Turkish refereeing committee quits amid Mourinho threat message scandal

Perhaps Mourinho was not exaggerating when he complained about referee bias in Turkey. At least, that is the conclusion drawn from the serious controversy involving the Fenerbahce manager and the officials responsible for refereeing in the Turkish league.
The digital outlet Ajansspor revealed that the president of the Disciplinary Committee stepped down, along with the rest of the board, after messages from a private chat among the committee's leaders were leaked. In those messages, they threatened the Sarı Kanaryalar and the Portuguese coach.
Among the incendiary messages, one stood out in which Celal Nuri Demirturk, the committee president, directly targeted Mourinho. "Next season, we will make him pay for this. He has been tolerated too much," the official wrote in response to the coach's complaints about the refereeing in the derby against Galatasaray.

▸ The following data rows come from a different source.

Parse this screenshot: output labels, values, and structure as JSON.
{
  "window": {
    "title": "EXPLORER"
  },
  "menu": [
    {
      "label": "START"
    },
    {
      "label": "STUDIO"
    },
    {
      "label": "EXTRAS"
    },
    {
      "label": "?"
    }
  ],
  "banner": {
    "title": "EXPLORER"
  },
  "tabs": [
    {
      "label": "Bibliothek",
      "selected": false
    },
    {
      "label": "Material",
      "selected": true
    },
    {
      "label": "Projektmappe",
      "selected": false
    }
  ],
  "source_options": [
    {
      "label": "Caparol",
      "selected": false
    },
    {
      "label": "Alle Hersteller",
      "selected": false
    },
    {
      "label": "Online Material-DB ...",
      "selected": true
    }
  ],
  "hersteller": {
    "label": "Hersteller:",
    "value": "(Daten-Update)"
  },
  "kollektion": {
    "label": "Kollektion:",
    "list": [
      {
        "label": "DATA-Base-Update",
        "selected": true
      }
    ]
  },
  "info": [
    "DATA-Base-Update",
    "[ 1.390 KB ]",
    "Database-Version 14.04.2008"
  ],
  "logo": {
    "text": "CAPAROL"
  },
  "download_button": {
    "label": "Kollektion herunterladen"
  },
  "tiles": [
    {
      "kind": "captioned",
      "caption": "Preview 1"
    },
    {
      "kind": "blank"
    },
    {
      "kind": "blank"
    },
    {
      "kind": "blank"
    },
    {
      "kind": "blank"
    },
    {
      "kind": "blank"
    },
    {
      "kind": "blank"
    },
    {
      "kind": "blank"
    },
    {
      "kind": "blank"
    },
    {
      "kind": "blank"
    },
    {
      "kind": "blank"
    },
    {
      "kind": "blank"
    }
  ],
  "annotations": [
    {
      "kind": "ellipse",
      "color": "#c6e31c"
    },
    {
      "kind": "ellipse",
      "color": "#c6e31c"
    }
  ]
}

The leaks prompted an immediate reaction from the Istanbul club, which lamented: "We believe this hostile mentality, which violates the principle of impartiality and is based on confrontation and revenge, has no place in Turkish sport."
"Our club has submitted an official request to the Turkish Football Federation (TFF) in response to the correspondence made public and allegedly belonging to members of the Professional Football Disciplinary Committee," Fenerbahce announced.
Just a couple of days later, the entire refereeing board resigned en masse. "The Turkish League is too dark, too grey, it stinks. After 25 years as a coach and 35 in football, I had never seen anything like this," Mourinho said last season. In light of recent events, it seems he was far from wrong.